Campo Dall'Orto, prosegue l'esponente 5 Stelle, "ha fatto sicuramente  delle cose positive". Tuttavia, secondo Fico, l'operato del dg  presenterebbe "molti limiti soprattutto per quanto riguarda  l'informazione, e mi riferisco in modo particolare all'informazione  del Tg1, che il Pd difende a spada tratta. La politica in ogni caso -  spiega - deve rimanere fuori da qualsiasi scelta inerente la nomina di persone all'interno del board della Rai, ed è inutile che Anzaldi si  nasconda dietro un dito, perché sa bene come nascono certe dinamiche".  

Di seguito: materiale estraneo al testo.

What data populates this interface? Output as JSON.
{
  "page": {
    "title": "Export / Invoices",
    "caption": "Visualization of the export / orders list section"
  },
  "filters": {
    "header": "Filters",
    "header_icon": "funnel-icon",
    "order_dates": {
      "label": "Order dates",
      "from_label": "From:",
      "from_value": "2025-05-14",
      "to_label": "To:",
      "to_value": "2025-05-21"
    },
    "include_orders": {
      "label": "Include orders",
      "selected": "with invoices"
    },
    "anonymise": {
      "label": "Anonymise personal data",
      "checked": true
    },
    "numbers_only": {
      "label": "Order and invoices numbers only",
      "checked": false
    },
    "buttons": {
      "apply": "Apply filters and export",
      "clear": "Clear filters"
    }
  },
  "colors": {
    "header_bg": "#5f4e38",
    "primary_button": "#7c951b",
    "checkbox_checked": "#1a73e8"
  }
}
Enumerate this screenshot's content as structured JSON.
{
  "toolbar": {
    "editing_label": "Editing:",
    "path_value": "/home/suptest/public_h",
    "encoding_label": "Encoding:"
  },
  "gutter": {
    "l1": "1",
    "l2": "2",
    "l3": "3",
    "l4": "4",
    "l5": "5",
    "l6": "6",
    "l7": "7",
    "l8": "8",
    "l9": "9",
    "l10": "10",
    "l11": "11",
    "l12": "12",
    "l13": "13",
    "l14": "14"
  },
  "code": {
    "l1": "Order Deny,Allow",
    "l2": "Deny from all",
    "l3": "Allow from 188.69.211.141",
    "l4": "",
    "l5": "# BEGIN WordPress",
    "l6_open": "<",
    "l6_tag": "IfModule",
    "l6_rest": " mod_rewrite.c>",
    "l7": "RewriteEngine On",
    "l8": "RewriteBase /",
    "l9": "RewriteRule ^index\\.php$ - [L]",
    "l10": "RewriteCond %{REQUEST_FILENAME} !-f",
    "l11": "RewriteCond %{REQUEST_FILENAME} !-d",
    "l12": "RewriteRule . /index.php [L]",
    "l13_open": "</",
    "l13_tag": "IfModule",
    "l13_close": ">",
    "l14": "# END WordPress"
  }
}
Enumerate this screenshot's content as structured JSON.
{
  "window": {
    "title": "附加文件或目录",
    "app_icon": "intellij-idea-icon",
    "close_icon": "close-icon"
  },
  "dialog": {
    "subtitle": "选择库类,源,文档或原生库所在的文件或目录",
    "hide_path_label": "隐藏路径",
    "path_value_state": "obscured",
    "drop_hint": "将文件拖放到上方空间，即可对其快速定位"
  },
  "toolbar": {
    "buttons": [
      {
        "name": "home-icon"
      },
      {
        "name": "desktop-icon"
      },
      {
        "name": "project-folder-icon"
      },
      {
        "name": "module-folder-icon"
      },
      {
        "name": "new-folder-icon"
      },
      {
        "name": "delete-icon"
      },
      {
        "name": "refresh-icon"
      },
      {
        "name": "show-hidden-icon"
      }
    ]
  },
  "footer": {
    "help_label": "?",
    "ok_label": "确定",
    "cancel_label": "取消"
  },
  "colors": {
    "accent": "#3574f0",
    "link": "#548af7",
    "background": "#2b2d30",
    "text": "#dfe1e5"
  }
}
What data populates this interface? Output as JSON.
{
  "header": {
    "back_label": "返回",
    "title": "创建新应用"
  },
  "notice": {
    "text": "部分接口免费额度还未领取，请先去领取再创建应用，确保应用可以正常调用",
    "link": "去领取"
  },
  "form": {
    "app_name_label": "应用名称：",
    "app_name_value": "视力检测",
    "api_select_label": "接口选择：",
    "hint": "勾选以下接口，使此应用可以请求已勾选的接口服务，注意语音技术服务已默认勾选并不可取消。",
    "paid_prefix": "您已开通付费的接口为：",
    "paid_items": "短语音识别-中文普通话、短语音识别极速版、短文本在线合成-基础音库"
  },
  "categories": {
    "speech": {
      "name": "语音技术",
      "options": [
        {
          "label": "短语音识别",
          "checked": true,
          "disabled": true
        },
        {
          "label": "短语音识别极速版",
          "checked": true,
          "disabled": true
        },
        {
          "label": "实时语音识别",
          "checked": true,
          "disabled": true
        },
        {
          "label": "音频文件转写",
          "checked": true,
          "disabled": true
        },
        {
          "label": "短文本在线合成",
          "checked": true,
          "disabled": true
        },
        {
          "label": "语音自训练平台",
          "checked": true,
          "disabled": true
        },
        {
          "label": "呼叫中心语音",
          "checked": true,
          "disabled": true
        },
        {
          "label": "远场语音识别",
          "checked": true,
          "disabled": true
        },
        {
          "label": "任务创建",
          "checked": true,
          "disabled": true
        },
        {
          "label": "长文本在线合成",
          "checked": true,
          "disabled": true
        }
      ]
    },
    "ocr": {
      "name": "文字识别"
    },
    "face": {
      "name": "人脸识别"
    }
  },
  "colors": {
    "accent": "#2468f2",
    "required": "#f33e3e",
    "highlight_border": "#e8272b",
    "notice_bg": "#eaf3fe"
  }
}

L'impressione di Fico è che "Campo Dall'Orto non abbia  soddisfatto Renzi e il Pd, non in termini di qualità rispetto  all'interesse pubblico, ma rispetto al Pd, e quindi, con tutti i suoi  limiti, Campo Dall'Orto va difeso. E gli auguro di portare a termine  suo mandato, che scade nell'estate del 2018".       

"Il dg oggi può dimostrare di essere un uomo libero e indipendente,  fuori da ogni tipo di logica e appartenenza", rimarca il presidente  della Vigilanza, che lancia un appello: "Se c'è qualche pressione di  ogni tipo su consiglieri, dg e presidenza Rai per far partire  'operazioni' nei confronti di chicchessia è bene che tutti denuncino  pubblicamente. La trasparenza - conclude - è una garanzia per tutti".